Progressive ER#

Progressive Clean-Clean Entity Resolution Tutorial. In this notebook we present the pyJedAI approach in the well-known ABT-BUY dataset. Clean-Clean ER in the link discovery/deduplication between two sets of entities.

Dataset: Abt-Buy dataset (D1)

The Abt-Buy dataset for entity resolution derives from the online retailers Abt.com and Buy.com. The dataset contains 1076 entities from abt.com and 1076 entities from buy.com as well as a gold standard (perfect mapping) with 1076 matching record pairs between the two data sources. The common attributes between the two data sources are: product name, product description and product price.

How to install?#

pyJedAI is an open-source library that can be installed from PyPI.

For more: pypi.org/project/pyjedai/

!pip install pyjedai -U
!pip show pyjedai
Name: pyjedai
Version: 0.1.3
Summary: An open-source library that builds powerful end-to-end Entity Resolution workflows.
Home-page: 
Author: 
Author-email: Konstantinos Nikoletos <nikoletos.kon@gmail.com>, George Papadakis <gpapadis84@gmail.com>, Jakub Maciejewski <jacobb.maciejewski@gmail.com>, Manolis Koubarakis <koubarak@di.uoa.gr>
License: Apache Software License 2.0
Location: c:\users\nikol\anaconda3\envs\d31\lib\site-packages
Requires: faiss-cpu, gensim, matplotlib, matplotlib-inline, networkx, nltk, numpy, optuna, ordered-set, pandas, pandas-profiling, pandocfilters, plotly, py-stringmatching, PyYAML, rdflib, rdfpandas, regex, scipy, seaborn, sentence-transformers, strsim, strsimpy, tomli, tqdm, transformers, valentine
Required-by: 

Imports

import os
import sys
import pandas as pd
import networkx
from networkx import draw, Graph
import pyjedai
from pyjedai.utils import (
    text_cleaning_method,
    print_clusters,
    print_blocks,
    print_candidate_pairs
)
from pyjedai.evaluation import Evaluation
[nltk_data] Downloading package stopwords to
[nltk_data]     C:\Users\nikol\AppData\Roaming\nltk_data...
[nltk_data]   Package stopwords is already up-to-date!

Data Reading#

pyJedAI in order to perfrom needs only the tranformation of the initial data into a pandas DataFrame. Hence, pyJedAI can function in every structured or semi-structured data.
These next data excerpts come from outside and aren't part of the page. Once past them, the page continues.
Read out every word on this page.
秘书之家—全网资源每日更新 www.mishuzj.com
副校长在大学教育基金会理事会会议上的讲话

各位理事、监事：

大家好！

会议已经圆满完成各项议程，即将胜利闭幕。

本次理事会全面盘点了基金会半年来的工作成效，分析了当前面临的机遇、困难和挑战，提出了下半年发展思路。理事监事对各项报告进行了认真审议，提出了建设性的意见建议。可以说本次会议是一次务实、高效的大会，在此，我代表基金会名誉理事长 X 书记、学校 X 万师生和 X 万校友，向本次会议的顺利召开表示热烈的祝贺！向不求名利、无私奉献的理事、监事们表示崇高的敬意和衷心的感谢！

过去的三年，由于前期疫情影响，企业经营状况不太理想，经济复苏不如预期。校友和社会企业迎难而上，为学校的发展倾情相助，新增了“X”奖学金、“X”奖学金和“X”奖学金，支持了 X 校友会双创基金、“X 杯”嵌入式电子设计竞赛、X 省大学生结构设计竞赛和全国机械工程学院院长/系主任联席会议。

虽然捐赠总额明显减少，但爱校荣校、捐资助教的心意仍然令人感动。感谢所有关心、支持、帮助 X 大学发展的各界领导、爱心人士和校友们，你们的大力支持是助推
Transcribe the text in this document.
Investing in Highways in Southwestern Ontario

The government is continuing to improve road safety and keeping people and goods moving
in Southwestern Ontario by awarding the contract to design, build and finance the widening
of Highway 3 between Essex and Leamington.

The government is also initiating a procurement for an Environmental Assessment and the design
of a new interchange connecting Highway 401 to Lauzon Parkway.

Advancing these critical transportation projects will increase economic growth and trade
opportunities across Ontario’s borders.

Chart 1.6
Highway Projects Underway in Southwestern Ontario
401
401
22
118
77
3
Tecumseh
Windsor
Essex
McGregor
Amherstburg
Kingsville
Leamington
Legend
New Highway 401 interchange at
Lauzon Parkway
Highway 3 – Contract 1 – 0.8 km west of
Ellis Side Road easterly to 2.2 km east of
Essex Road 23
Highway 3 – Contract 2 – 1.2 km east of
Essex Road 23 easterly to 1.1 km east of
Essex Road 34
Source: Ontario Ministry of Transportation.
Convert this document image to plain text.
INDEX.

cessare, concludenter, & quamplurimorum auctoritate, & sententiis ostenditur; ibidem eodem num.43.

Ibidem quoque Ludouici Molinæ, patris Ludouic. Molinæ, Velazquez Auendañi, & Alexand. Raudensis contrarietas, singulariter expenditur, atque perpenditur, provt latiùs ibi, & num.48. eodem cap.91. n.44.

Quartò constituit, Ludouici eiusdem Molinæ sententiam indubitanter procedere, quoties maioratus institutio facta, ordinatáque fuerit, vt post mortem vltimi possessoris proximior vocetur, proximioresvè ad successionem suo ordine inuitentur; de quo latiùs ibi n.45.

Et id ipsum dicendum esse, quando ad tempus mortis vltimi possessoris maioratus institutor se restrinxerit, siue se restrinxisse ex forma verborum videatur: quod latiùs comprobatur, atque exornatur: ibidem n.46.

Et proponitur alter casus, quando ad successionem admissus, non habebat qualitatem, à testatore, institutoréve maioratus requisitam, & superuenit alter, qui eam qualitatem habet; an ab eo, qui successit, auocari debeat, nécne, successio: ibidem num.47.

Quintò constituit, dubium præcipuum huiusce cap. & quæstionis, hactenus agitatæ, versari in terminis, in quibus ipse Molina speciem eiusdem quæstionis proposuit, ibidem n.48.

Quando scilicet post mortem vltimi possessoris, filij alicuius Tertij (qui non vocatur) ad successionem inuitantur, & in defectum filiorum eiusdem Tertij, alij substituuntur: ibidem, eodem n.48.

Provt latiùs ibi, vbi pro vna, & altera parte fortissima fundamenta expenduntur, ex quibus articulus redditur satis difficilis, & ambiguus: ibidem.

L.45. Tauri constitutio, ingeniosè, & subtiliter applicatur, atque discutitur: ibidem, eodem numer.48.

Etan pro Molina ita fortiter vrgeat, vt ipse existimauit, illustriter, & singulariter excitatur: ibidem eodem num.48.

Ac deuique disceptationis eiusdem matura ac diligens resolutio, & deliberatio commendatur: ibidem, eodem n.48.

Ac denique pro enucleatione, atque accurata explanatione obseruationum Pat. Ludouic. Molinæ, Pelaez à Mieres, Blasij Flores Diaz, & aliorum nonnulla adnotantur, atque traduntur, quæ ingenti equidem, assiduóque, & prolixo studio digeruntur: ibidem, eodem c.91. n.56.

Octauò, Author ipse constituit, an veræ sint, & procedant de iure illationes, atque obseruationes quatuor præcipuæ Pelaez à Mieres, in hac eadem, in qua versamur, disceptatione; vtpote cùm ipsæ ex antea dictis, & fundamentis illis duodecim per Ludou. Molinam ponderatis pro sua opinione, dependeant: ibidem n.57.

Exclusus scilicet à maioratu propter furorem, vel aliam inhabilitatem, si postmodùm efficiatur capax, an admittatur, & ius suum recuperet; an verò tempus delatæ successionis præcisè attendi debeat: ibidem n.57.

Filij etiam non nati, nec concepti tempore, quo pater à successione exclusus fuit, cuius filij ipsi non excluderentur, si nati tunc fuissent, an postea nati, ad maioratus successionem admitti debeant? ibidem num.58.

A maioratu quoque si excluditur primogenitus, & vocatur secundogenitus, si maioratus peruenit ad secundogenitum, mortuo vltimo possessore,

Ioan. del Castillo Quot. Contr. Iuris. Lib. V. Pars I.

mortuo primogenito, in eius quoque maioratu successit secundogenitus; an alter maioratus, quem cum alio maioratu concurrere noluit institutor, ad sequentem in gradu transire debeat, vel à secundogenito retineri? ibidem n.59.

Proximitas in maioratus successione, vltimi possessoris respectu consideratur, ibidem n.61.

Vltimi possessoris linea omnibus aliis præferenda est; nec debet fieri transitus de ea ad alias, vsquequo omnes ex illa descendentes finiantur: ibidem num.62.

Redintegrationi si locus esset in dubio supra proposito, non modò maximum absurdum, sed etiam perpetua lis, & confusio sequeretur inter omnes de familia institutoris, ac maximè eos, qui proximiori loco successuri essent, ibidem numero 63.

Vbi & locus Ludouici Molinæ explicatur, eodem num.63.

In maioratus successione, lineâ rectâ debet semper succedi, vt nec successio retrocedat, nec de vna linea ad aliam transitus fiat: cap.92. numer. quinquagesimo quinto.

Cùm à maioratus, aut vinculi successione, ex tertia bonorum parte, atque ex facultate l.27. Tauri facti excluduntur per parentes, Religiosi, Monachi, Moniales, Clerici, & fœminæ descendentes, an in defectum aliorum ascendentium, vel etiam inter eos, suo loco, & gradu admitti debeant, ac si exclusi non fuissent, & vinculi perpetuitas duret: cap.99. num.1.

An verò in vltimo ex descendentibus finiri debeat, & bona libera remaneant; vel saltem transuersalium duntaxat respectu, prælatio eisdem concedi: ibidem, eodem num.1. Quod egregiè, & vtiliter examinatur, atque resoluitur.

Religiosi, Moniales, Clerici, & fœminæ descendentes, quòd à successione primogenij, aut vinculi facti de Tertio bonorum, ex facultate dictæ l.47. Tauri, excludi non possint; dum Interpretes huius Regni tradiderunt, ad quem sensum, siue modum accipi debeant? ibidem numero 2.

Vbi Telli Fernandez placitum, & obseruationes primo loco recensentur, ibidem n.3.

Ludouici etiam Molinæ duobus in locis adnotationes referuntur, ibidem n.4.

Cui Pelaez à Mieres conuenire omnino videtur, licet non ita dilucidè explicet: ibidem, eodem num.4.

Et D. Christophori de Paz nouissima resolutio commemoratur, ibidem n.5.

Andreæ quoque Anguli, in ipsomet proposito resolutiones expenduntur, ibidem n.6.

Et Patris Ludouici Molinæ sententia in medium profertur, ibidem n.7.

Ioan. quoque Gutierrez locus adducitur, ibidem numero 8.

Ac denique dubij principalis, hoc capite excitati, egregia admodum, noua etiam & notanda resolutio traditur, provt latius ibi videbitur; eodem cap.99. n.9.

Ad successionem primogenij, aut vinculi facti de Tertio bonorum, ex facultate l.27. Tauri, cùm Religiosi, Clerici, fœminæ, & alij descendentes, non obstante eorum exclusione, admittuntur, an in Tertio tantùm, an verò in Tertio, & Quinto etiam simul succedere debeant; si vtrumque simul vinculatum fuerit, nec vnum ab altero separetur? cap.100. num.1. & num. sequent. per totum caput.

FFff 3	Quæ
In this case Abt-Buy dataset is provided as .csv files.

from pyjedai.datamodel import Data
from pyjedai.evaluation import Evaluation
d1 = pd.read_csv("./../data/ccer/D2/abt.csv", sep='|', engine='python', na_filter=False)
d2 = pd.read_csv("./../data/ccer/D2/buy.csv", sep='|', engine='python', na_filter=False)
gt = pd.read_csv("./../data/ccer/D2/gt.csv", sep='|', engine='python')

data = Data(dataset_1=d1,
            id_column_name_1='id',
            dataset_2=d2,
            id_column_name_2='id',
            ground_truth=gt)

pyJedAI offers also dataset analysis methods (more will be developed)

data.print_specs()
------------------------- Data -------------------------
Type of Entity Resolution:  Clean-Clean
Dataset-1:
	Number of entities:  1076
	Number of NaN values:  0
	Attributes: 
		 ['name', 'description', 'price']
Dataset-2:
	Number of entities:  1076
	Number of NaN values:  0
	Attributes: 
		 ['name', 'description', 'price']

Total number of entities:  2152
Number of matching pairs in ground-truth:  1076
-------------------------------------------------------- 
data.dataset_1.head(5)
id name description price
0 0 Sony Turntable - PSLX350H Sony Turntable - PSLX350H/ Belt Drive System/ ...
1 1 Bose Acoustimass 5 Series III Speaker System -... Bose Acoustimass 5 Series III Speaker System -... 399
2 2 Sony Switcher - SBV40S Sony Switcher - SBV40S/ Eliminates Disconnecti... 49
3 3 Sony 5 Disc CD Player - CDPCE375 Sony 5 Disc CD Player- CDPCE375/ 5 Disc Change...
4 4 Bose 27028 161 Bookshelf Pair Speakers In Whit... Bose 161 Bookshelf Speakers In White - 161WH/ ... 158
data.dataset_2.head(5)
id name description price
0 0 Linksys EtherFast EZXS88W Ethernet Switch - EZ... Linksys EtherFast 8-Port 10/100 Switch (New/Wo...
1 1 Linksys EtherFast EZXS55W Ethernet Switch 5 x 10/100Base-TX LAN
2 2 Netgear ProSafe FS105 Ethernet Switch - FS105NA NETGEAR FS105 Prosafe 5 Port 10/100 Desktop Sw...
3 3 Belkin Pro Series High Integrity VGA/SVGA Moni... 1 x HD-15 - 1 x HD-15 - 10ft - Beige
4 4 Netgear ProSafe JFS516 Ethernet Switch Netgear ProSafe 16 Port 10/100 Rackmount Switc...
data.ground_truth.head(3)
D1 D2
0 206 216
1 60 46
2 182 160

Data cleaning step (optional)#

pyJedAI offers 4 types of text cleaning/processing.

  • Stopwords removal

  • Punctuation removal

  • Numbers removal

  • Unicodes removal

data.clean_dataset(remove_stopwords = False, 
                   remove_punctuation = False, 
                   remove_numbers = False,
                   remove_unicodes = False)

Block Building#

It clusters entities into overlapping blocks in a lazy manner that relies on unsupervised blocking keys: every token in an attribute value forms a key. Blocks are then extracted, possibly using a transformation, based on its equality or on its similarity with other keys.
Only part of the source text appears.